“No-fly zone : un compromesso adottato in quelle situazioni dove la comunità internazionale esige la fine delle violenze senza poter giustificare politicamente un vero intervento armato.”
Joshua Keating, Slate.fr

Sabato, di fronte all’avanzare delle truppe leali a Gheddafi nella riconquista delle località in mano ai rivoltosi (Ras Lanouf e Marsa el Brega) i paesi membri della Lega araba hanno riaffermato la necessità di una risoluzione per creare in Libia una no-fly zone. Anche diversi paesi europei, capeggiati dalla Francia, intendono presentare alle Nazioni Unite un progetto per l’adozione di questa risoluzione.

La messa in opera di una zona di esclusione aerea, la no-fly zone, consiste nel proibire a qualsiasi velivolo non espressamente autorizzato, di sorvolare una determinata zona o un intero paese. Questo divieto viene applicato soprattutto agli aerei ed elicotteri militari.
Concretamente, gli aerei che vogliono decollare da un territorio colpito dal decreto devono ottenere il permesso delle autorità che lo hanno sancito. Se malgrado il divieto gli aerei si alzano in volo sono automaticamente considerati velivoli nemici e possono essere abbattuti.

Lo scopo della no-fly zone in Libia è quello di impedire che le forze armate agli ordini di Gheddafi continuino a bombardare i centri abitati nell’est, dove si trova la maggior parte della popolazione insorta. Negli scorsi giorni questi bombardamenti hanno fatto moltissime vittime e colpito anche diverse strutture petrolifere.

La tattica della no-fly zone è un’invenzione recente. All’inizio degli anni ’90 era stata applicata in Iraq (1991 e 1992) e in Bosnia (1993). Non si basa su leggi internazionali e il principio della sua legalità continua a far discutere anche se è autorizzata dal capitolo 42 della Charta delle Nazioni Unite che permette “dimostrazioni, misure di blocchi e altre operazioni eseguite dalle forze aeree, navali o terrestri nel caso di un fallimento nel mantenimento o del ristabilimento della pace.”

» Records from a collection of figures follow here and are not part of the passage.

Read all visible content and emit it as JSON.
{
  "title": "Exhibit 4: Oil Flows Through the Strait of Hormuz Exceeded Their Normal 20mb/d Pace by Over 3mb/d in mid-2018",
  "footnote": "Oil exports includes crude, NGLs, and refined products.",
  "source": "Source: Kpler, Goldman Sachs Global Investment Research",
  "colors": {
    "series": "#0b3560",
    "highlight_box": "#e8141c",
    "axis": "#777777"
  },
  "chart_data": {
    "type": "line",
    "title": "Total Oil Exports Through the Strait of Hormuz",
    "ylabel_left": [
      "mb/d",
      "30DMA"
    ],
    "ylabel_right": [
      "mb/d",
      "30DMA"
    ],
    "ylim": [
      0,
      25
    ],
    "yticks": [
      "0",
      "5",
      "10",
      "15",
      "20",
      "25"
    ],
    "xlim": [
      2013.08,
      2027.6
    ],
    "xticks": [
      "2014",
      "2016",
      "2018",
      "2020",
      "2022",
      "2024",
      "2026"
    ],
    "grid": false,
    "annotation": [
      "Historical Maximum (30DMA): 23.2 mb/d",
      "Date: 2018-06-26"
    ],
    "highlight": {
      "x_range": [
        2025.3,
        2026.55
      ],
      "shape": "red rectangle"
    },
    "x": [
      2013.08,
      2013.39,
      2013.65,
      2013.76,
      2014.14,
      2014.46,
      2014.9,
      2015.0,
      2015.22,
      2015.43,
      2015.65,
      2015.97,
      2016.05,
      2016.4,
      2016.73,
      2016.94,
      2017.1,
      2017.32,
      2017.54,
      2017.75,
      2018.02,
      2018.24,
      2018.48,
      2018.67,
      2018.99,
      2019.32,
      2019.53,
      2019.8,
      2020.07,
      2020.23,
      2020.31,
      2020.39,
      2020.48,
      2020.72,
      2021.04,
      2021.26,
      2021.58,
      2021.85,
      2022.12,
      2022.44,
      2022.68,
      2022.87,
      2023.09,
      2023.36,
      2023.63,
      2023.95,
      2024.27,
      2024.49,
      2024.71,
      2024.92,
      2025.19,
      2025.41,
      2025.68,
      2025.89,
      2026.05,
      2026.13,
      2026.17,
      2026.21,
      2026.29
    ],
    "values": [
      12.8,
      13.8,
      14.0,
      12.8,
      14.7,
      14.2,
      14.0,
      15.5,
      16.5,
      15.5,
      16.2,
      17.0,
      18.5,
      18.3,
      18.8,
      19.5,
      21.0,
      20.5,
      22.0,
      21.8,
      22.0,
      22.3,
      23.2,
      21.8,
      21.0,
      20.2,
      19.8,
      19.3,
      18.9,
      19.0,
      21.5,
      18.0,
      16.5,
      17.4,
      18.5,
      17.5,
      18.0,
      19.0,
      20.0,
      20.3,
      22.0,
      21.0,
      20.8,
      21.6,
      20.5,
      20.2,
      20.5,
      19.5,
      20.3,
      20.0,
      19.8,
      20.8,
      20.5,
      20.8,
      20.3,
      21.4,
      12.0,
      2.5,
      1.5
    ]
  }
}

Di fatto i paesi che decidono l’attuazione di una zona di esclusione aerea non avrebbero bisogno dell’autorizzazione delle Nazioni Unite. Chiedere il permesso a questa istituzione è più che altro un procedimento nel nome del politically correct. Quando era stata applicata in Iraq, il governo di Washington non aveva ritenuto opportuno chiedere il permesso delle Nazioni Unite.